Momencik, trwa przetwarzanie danych   loading-animation

#80258

przez ~Xelka ·
| Do ulubionych
Na fali wiary i kościoła.
Jako nastolatka na mszę chodziłam pod przymusem, czasem zamiast do kościoła szło się posiedzieć do parku. Zmieniło się to na początku liceum, kiedy to wraz z przyjaciółmi zaczęliśmy grać i śpiewać na mszach za namową fajnego księdza. Nasze msze były zawsze takie "młodzieżowe", naprawdę sporo młodych ludzi zaczęło przychodzić nas słuchać. W sumie to tyle jeśli chodziło o moja wiarę.

Miałam przyjaciółkę, bardzo wierząca, u nas w mieście otworzono katolickie centrum młodzieżowe i zaciągnęła mnie tam prawie siłą. Na miejscu zastałam sporo wierzących osób, nawet dwie nauczycielki ze szkoły. Podczas "wykładu" o Duchu Świętym jacyś ludzie wpadli w trans, pamiętam, że się wówczas przestraszyłam, spojrzałam na przyjaciółkę, oczy miała zamknięte i mamrocze coś pod nosem. Po chwili zaczyna się gwar - ludzie prowadzący zajęcia zaczynają "mówić" w jakimś niezrozumiałym języku. Wyglądało to tak komicznie i było tak sztuczne, ze zaczęłam się śmiać.

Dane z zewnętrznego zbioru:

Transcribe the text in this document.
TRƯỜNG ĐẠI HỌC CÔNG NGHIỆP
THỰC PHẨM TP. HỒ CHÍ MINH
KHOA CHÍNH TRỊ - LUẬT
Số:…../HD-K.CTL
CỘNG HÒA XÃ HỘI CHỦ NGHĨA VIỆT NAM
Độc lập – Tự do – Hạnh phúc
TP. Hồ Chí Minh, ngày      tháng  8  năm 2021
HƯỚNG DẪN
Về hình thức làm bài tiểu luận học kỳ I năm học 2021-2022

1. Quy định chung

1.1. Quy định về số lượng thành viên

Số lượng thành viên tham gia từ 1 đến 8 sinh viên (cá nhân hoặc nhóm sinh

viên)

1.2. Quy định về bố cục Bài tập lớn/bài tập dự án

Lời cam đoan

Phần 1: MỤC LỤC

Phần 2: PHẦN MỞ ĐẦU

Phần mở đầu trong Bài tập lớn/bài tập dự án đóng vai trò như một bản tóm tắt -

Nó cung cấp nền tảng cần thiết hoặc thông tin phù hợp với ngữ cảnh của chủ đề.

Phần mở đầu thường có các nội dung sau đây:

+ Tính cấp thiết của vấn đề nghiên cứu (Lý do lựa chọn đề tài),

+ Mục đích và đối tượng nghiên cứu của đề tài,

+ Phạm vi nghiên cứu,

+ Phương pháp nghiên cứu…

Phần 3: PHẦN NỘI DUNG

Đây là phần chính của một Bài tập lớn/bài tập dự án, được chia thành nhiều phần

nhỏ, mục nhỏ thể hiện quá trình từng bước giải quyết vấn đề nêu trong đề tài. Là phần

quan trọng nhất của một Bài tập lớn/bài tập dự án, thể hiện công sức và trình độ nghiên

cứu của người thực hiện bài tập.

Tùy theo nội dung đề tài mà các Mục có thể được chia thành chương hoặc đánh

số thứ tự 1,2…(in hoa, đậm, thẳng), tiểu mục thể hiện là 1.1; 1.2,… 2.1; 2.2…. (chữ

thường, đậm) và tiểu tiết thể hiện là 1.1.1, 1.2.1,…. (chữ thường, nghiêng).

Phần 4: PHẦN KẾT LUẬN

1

Nagle przerwali, poprosili na środek mnie i jeszcze dwie osoby. Usiedliśmy na krzesełkach i nagle poczułam, ze ktoś kładzie mi rękę na głowę, odruchowo spojrzałam i zobaczyłam nauczycielkę ze szkoły, momentalnie wszyscy znowu wpadli w trans i ta kobieta zaczęła mi mówić do ucha, ze mam zacząć mówić w innym języku, bo doświadczyłam łaski Ducha Świętego.

Siedziałam jak wryta, ale chciałam uciec. W uszach słyszałam "No mów, mów!" - I szturchanie w plecy. Stwierdziłam, że to za wiele i wybiegłam. Szanuje wiarę, na swój sposób się modlę, ale takiego przedstawienia w życiu nie widziałam.

Skomentuj (26) Pobierz ten tekst w formie obrazka
Ocena: 159 (195)

Komentarze

Momencik, trwa ładowanie komentarzy   ładowanie…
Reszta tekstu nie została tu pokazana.